Réuni en séminaire du 5 au 7 février, le Front national est confronté à un problème : comment confirmer au second tour des élections les bons scores observés aux premiers ? Au programme donc, un changement de nom, la sortie de l’euro et surtout la préparation de 2017.
Depuis cinq ans, le Front national a su conquérir une partie de l’électorat de droite sur ses thématiques traditionnelles de l’immigration et de la sécurité. Mais il a aussi progressé en séduisant à gauche et jusqu’à l’extrême gauche anti-libérale grâce à son discours social et économique. Reste à devenir crédible et passer la barre du second tour. Problème, ce programme économique anti-libéral, anti-euro et protectionniste est largement décrié par la plupart des économistes. Voici les principales mesures avancées par le parti frontiste.

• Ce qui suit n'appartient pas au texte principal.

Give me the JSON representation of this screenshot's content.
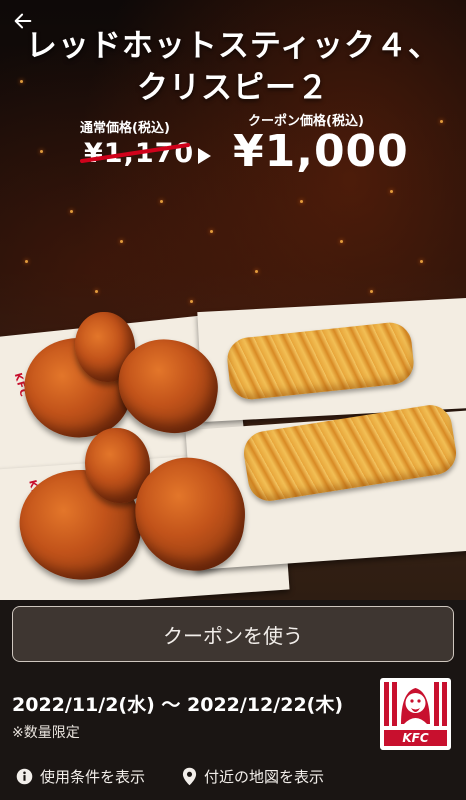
{
  "header": {
    "back_icon": "arrow-left-icon",
    "title_line1": "レッドホットスティック４、",
    "title_line2": "クリスピー２"
  },
  "pricing": {
    "regular_label": "通常価格(税込)",
    "regular_price": "¥1,170",
    "coupon_label": "クーポン価格(税込)",
    "coupon_price": "¥1,000",
    "strike_color": "#d0021b"
  },
  "product_image": {
    "wrapper_mark": "KFC"
  },
  "actions": {
    "use_coupon_label": "クーポンを使う"
  },
  "validity": {
    "period": "2022/11/2(水) 〜 2022/12/22(木)",
    "note": "※数量限定"
  },
  "brand": {
    "logo_text": "KFC",
    "brand_color": "#c8102e"
  },
  "footer": {
    "terms_label": "使用条件を表示",
    "terms_icon": "info-icon",
    "map_label": "付近の地図を表示",
    "map_icon": "location-pin-icon"
  }
}
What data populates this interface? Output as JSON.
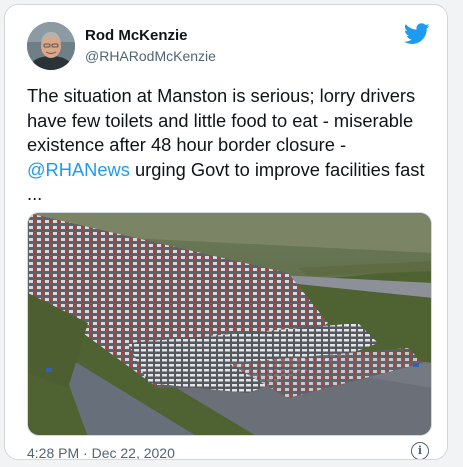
{
  "tweet": {
    "author_name": "Rod McKenzie",
    "author_handle": "@RHARodMcKenzie",
    "text_before": "The situation at Manston is serious; lorry drivers have few toilets and little food to eat - miserable existence after 48 hour border closure - ",
    "mention": "@RHANews",
    "text_after": " urging Govt to improve facilities fast ...",
    "timestamp": "4:28 PM · Dec 22, 2020"
  },
  "icons": {
    "brand": "twitter-bird-icon",
    "info": "info-icon"
  },
  "colors": {
    "accent": "#1d9bf0",
    "text": "#0f1419",
    "secondary": "#536471",
    "border": "#cfd9de"
  }
}
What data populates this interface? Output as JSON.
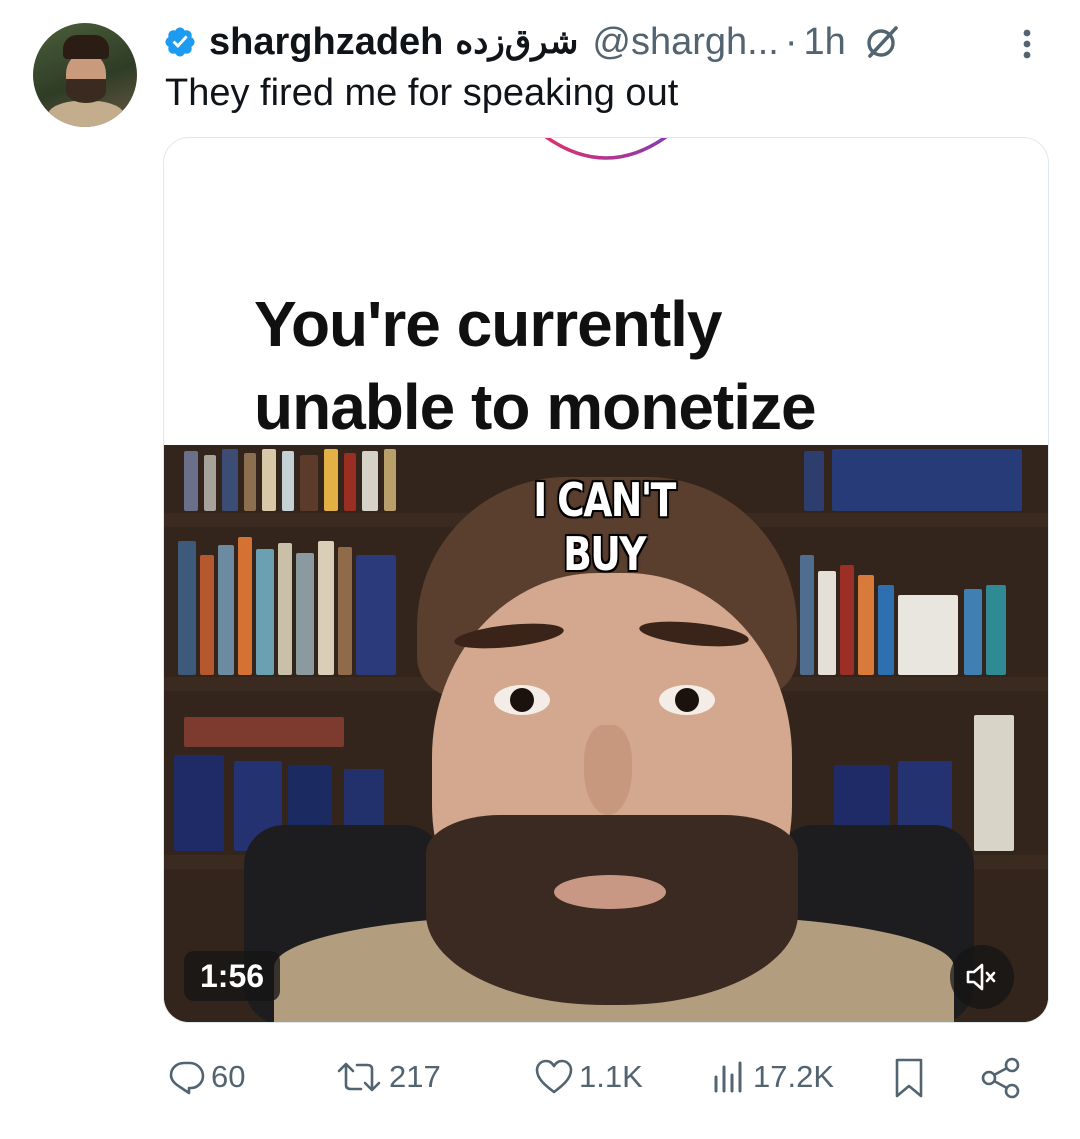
{
  "tweet": {
    "author_name": "sharghzadeh",
    "author_name_fa": "شرق‌زده",
    "handle": "@shargh...",
    "separator": "·",
    "time": "1h",
    "text": "They fired me for speaking out"
  },
  "card": {
    "headline_line1": "You're currently",
    "headline_line2": "unable to monetize",
    "video_caption": "I CAN'T BUY",
    "duration": "1:56"
  },
  "actions": {
    "replies": "60",
    "reposts": "217",
    "likes": "1.1K",
    "views": "17.2K"
  },
  "colors": {
    "verified": "#1d9bf0",
    "secondary_text": "#536471",
    "arc_start": "#e1306c",
    "arc_end": "#833ab4"
  }
}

« Le retour au franc pour retrouver la prospérité » : ce projet reste central dans le programme du Front même si les termes et la date de cette sortie ont évolué avec le temps. Il ne s’agit pas « d’une sortie unilatérale de l’euro ». A l’image des Britanniques de l’Ukip, le parti souhaite organiser un référendum en France. Tout en renégociant les traités européens, le parti prévoit le démontage « coordonné de l’euro unique par un euro commun qui coexisterait avec l’euro ». L’objectif : « agir sur notre monnaie en refusant les plans dramatiques d’austérité sociale ». Après avoir repris le contrôle de la politique monétaire, le FN envisage de dévaluer le franc (de 20% à 25% selon les prises de parole).
« Déprivatiser l’argent public pour désendetter la France » : « en 40 ans, la France a versé 1400 milliards d’euros d’intérêts aux marchés financiers ». Partant de ce constat, le FN propose de briser le monopole des banques, ce qui permettrait à la France de s’endetter auprès de la banque de France à des taux bas et non plus sur les marchés privés. Cette proposition est commune avec l’extrême gauche et les souverainistes comme Nicolas Dupont-Aignant.
« Le retour de la retraite à 60 ans et la revalorisation des retraites » : Là encore, une proposition de l’extrême gauche. La retraite pleine à 40 annuités serait restaurée et l’âge légal de départ en retraite ramené à 60 ans. De plus, les pensions de retraites seraient revalorisées. En revanche, le minimum vieillesse pour les étrangers sera supprimé. Ces mesures seront financées en taxant les revenus du capital.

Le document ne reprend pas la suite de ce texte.